Opinion: Incoming freshmen, don't panic. Colleges will support you

Dawn Medley

Labor Day weekend 2005 was one the most difficult and challenging of my life.  As the chief enrollment officer at the University of Arkansas, I had been empowered to make whatever decisions I needed to in light of Hurricane Katrina and the flooding in New Orleans. 

I had strangers sleep in my home, created scholarships with a phone call, and admitted students to the university on their word and good faith. I thought that was the crisis in higher education that would define my career.

Enter COVID-19.  

Today, my entire enrollment management division is working remotely as is 95% of our university. I spend my days at a laptop, with headphones, and managing in a time unlike any other. First we focused on making sure that our current students had their needs met. For some, they went home. For others, we are their home.

Now we are taking events designed around the “in person experience” and turning them into “experiences for the person.” Our faculty are moving mountains to take all of their experience and plans for coursework and distill it into educational, engaging and electronic forms.  

What changes happen to college plans for a high school student during these difficult times? The answer is everything and nothing at all.

Many will miss senior proms, graduations and we understand that families and students are uncertain in this time. Colleges all over the U.S. are open and ready to help students navigate these rapidly changing landscapes as they abruptly end their senior years and look to the future. While it is true that we don’t know what fall classes will look like on college campuses, one thing we know is that learning will continue.  

Parents and students, higher education institutions will support you. No, we don’t have all the answers yet because the questions and landscape change daily, but we are adapting rapidly. In the last week, higher education professionals have pivoted to virtual advising.

Wayne State University Old Main building in Detroit

At Wayne State University, we’re using our AI chatbot “W” to answer simple questions for incoming WSU students and have expanded our efforts with virtual gatherings where social distancing isn’t an issue.  

As far as making the college decision choice, institutions understand that some students and families are taking deep breaths and pauses in the college selection process, while others are forging ahead with plans.
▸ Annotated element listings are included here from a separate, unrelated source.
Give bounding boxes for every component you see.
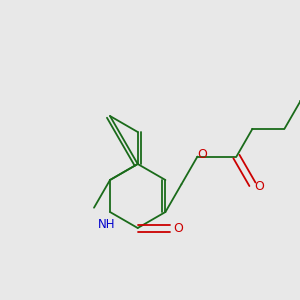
- Text: NH: NH: [98, 218, 116, 230]
- Text: O: O: [197, 148, 207, 161]
- Text: O: O: [173, 221, 183, 235]
- Text: O: O: [254, 180, 264, 193]
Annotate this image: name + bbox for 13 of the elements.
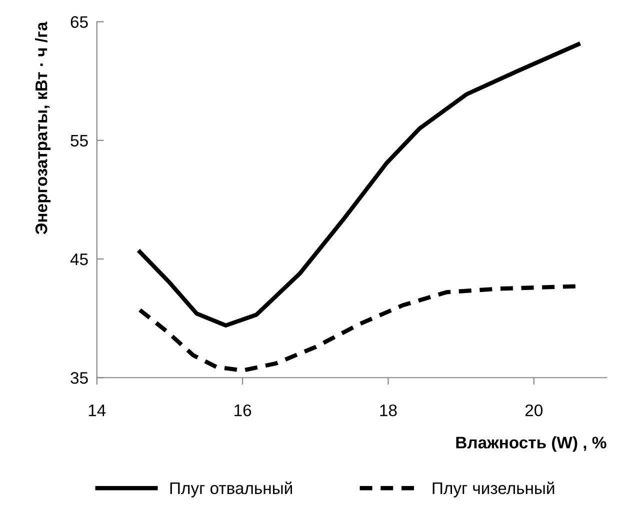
y-axis-title: Энергозатраты, кВт · ч /га bbox=[35, 22, 51, 234]
x-tick-label: 18 bbox=[380, 404, 397, 416]
y-tick-label: 65 bbox=[70, 16, 88, 28]
y-tick-label: 55 bbox=[70, 134, 88, 147]
y-tick-label: 45 bbox=[70, 254, 88, 266]
x-tick-label: 16 bbox=[234, 404, 252, 416]
line-series bbox=[138, 42, 580, 328]
x-axis-title: Влажность (W) , % bbox=[456, 436, 606, 452]
y-tick-label: 35 bbox=[70, 372, 88, 384]
legend-label: Плуг отвальный bbox=[170, 482, 292, 498]
legend-label: Плуг чизельный bbox=[432, 482, 554, 498]
x-tick-label: 14 bbox=[88, 404, 106, 416]
x-tick-label: 20 bbox=[525, 404, 542, 416]
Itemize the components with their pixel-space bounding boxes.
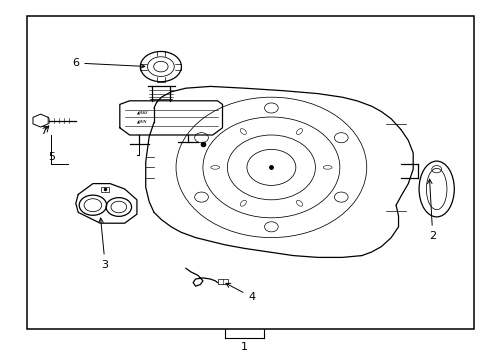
Text: 3: 3 <box>99 218 108 270</box>
Text: 7: 7 <box>41 126 47 136</box>
Text: ▲MAX: ▲MAX <box>137 111 148 114</box>
Text: ▲MIN: ▲MIN <box>137 120 147 123</box>
Bar <box>27 16 473 329</box>
Bar <box>217 279 228 284</box>
Text: 6: 6 <box>72 58 144 68</box>
Text: 5: 5 <box>48 152 55 162</box>
Bar <box>101 187 109 192</box>
Text: 2: 2 <box>427 179 435 241</box>
Text: 4: 4 <box>225 283 255 302</box>
Text: 1: 1 <box>241 342 247 352</box>
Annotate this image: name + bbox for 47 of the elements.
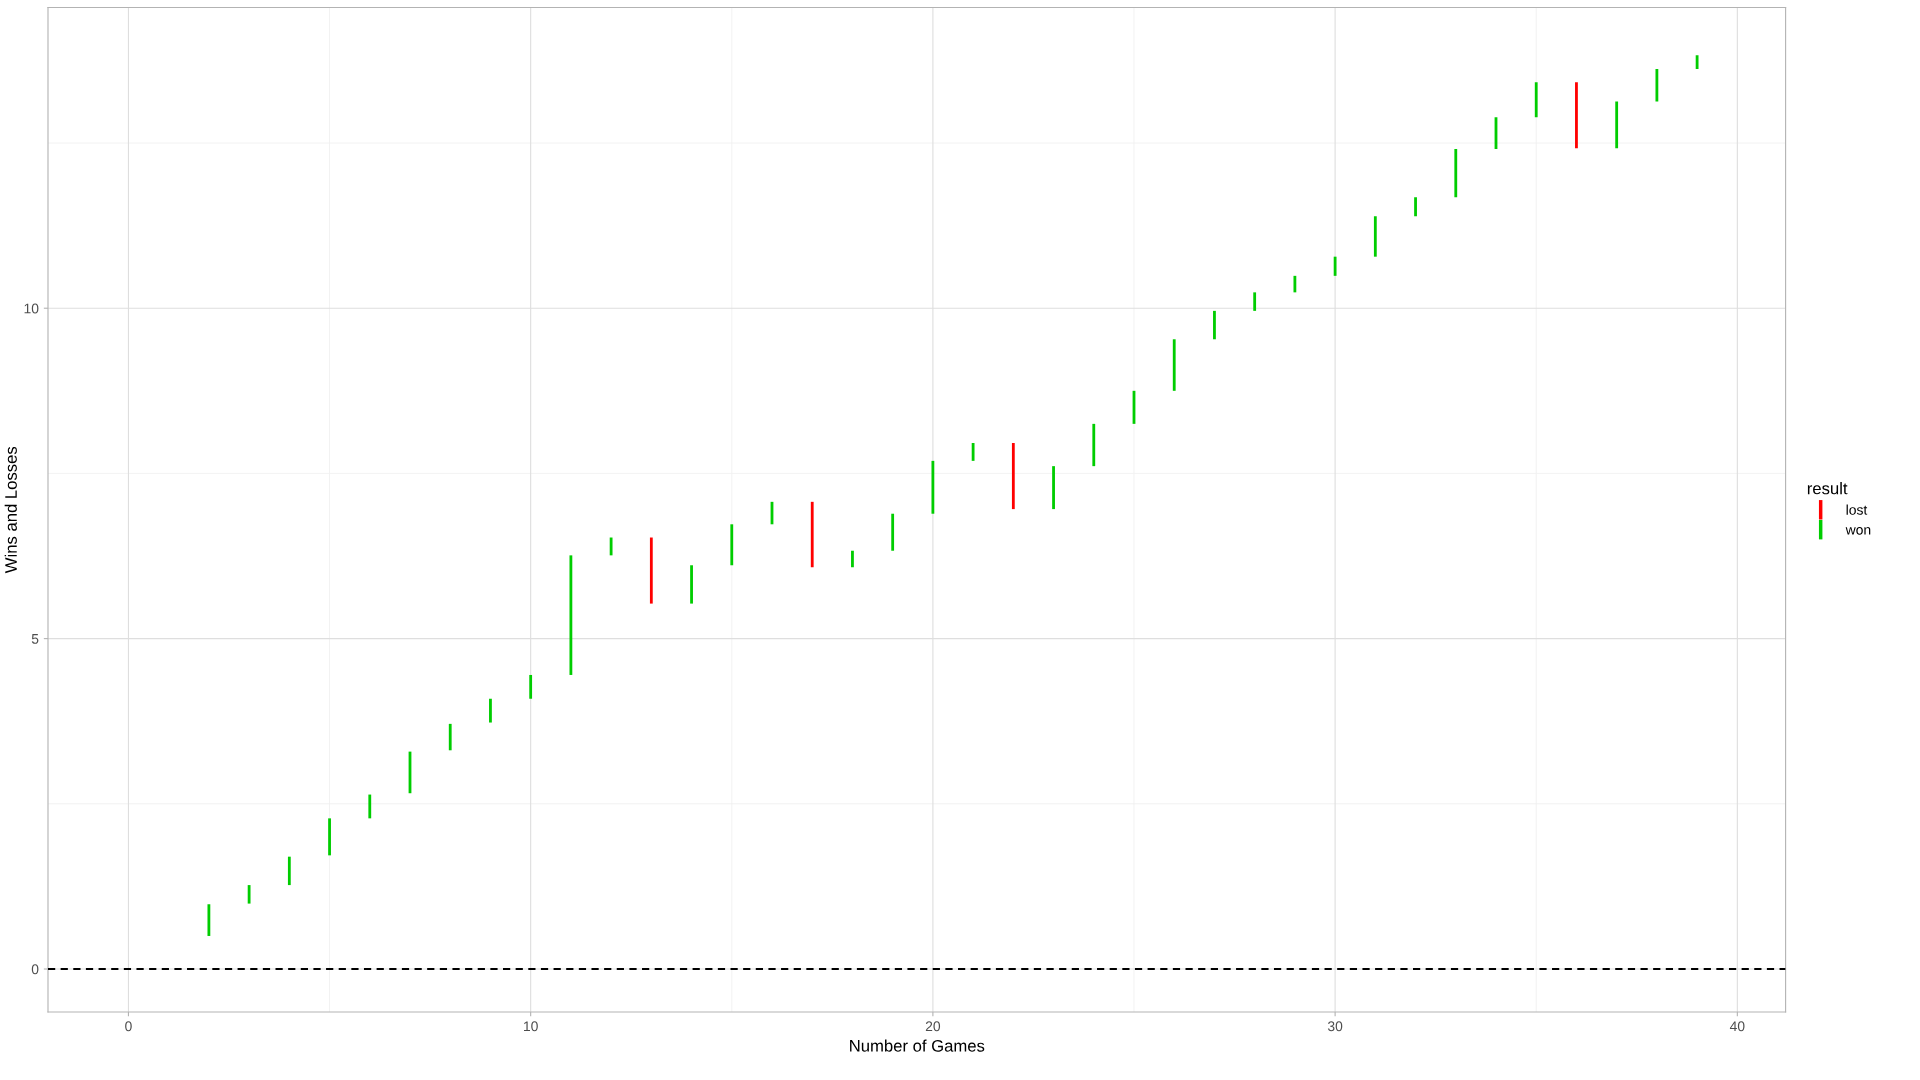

Schools will be supportive and nimble for each individual student and their family. We’ll figure it out together and rest assured the last thing any institution would ever want is for a student to feel pressured to make a choice with their education in which they didn’t feel 100% confident. 

In the meantime:

►If you have to take summer school to complete high school, colleges will adapt and support you. 

►If you need to figure out financial aid, any college financial aid office can help you no matter where you intend to enroll.  

►If your family income changes, financial aid offices can make aid adjustments with you.

►If your gap year fell through, universities can still admit you.

►If you are waiting to take a standardized test and now you can’t, there will still be a path to college.

►If you need to wait to deposit, colleges will likely accommodate you. Many, including WSU, have pushed our deposit deadline to June 1 for students.  

►If you are worried about online or virtual classes, institutions will support you.

►If you haven’t visited campus, your college likely has a virtual tour or will soon.

►If you just need to talk to someone, schools will be accommodating and supportive.

And if you just want to know that we’ll all get through this, I can assure you: We will.  

Dawn Medley is the associate vice president of enrollment management at Wayne State University.